2. add 100ul CT Conversion Reagent, fully mixing; In the PCR appearance, carry out following circulation: 95 ℃ of 30sec+50 ℃ of 1h, repeat 16 circulations, finally remain on 4 ℃.
3. assemble filter post and collection tube that test kit provides, add 400ul M-Binding Buffer, add again and hatch the dna sample that finishes, abundant mixing, the centrifugal 30sec of 10000g abandons filtrating.
4. filter and add 100ul M-Wash Buffer, the centrifugal 30sec of 10000g in the post; Add 200ul M-Desolphonation Buffer, incubated at room 15-20min, the centrifugal 30sec of 10000g; Add 200ul M-Wash Buffer, the centrifugal 30sec of 10000g repeats once.
5. change collection tube, add 10ul M-Elution Buffer, the centrifugal 30sec eluted dna of 10000g.
(2) the DNA cloning stage (preparation MSA2 plate):
1. in the MSA2 plate, add 20ul MA1, add the dna sample after 4ul sulphite is modified again, add 4ul 0.1N NaOH, add 1600rpm vortex concussion 1min after the lid may enclose, the centrifugal 1min of 280g, room temperature is hatched 10min for 22 ℃.
2. in MSA2 plate sample, add 68ul MA2, add 75ul MSM, add the mixing at least 10 times of turning upside down after the lid may enclose, the centrifugal 1min of 280g.

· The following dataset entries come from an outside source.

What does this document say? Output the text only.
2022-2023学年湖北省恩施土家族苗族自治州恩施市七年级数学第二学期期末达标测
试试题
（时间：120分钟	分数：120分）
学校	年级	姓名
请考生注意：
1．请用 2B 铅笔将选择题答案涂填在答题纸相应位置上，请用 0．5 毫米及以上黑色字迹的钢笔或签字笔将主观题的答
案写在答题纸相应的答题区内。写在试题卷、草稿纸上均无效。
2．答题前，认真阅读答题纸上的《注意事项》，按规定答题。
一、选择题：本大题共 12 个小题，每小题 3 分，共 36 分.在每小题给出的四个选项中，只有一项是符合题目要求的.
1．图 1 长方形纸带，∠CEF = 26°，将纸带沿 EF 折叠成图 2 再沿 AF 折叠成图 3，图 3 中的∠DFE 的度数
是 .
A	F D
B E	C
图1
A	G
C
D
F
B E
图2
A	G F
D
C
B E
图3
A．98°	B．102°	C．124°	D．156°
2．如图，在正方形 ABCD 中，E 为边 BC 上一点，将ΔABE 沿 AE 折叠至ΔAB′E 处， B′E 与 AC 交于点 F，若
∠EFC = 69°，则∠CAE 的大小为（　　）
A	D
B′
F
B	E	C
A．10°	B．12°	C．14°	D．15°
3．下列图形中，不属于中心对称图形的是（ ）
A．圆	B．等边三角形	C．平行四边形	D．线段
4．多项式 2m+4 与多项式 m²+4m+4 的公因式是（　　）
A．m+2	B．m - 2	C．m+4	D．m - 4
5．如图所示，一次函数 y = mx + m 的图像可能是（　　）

3. the MSA2 plate is put into Illumina chip hybridization stove, hatch 22h for 37 ℃.
(3) from the disconnected DNA stage:
1. the MSA2 plate is taken out the centrifugal 1min of 50g from Illumina chip hybridization stove.
2. in MSA2 plate sample, add 50ul FMS, add 1600rpm vortex concussion 1min after the lid may enclose, the centrifugal 1min of 50g under the room temperature.
3. the MSA2 plate is put into the heating appearance, hatch 1h for 37 ℃.
(4) the deposition MSA2 stage:
1. in MSA2 plate sample, add 100ul PM1, add 1600rpm vortex concussion after the lid may enclose
2. the MSA2 plate is put into the heating appearance, hatch 5min for 37 ℃, the centrifugal 1min of 50g under the room temperature.
3. in MSA2 plate sample, add 300ul 100%2-propanol, add the mixing at least 10 times of turning upside down after the lid may enclose, hatch 30min in 4 ℃ of refrigerators.
4. MSA2 plate centrifugal 20min of 3000g under 4 ℃ of environment is placed upside down on filter paper after removing capping, lets suspension liquid flow out gently, and pats 1min gently wall built-up liquid is all flowed out.
5. the MSA2 plate is placed upside down on the top of the shelf 22 ℃ of room temperatures, dry 1h.
(5) suspend again the MSA2 stage:
1. in MSA2 plate sample, add 42ul RA1, the aluminium foil heat-sealing.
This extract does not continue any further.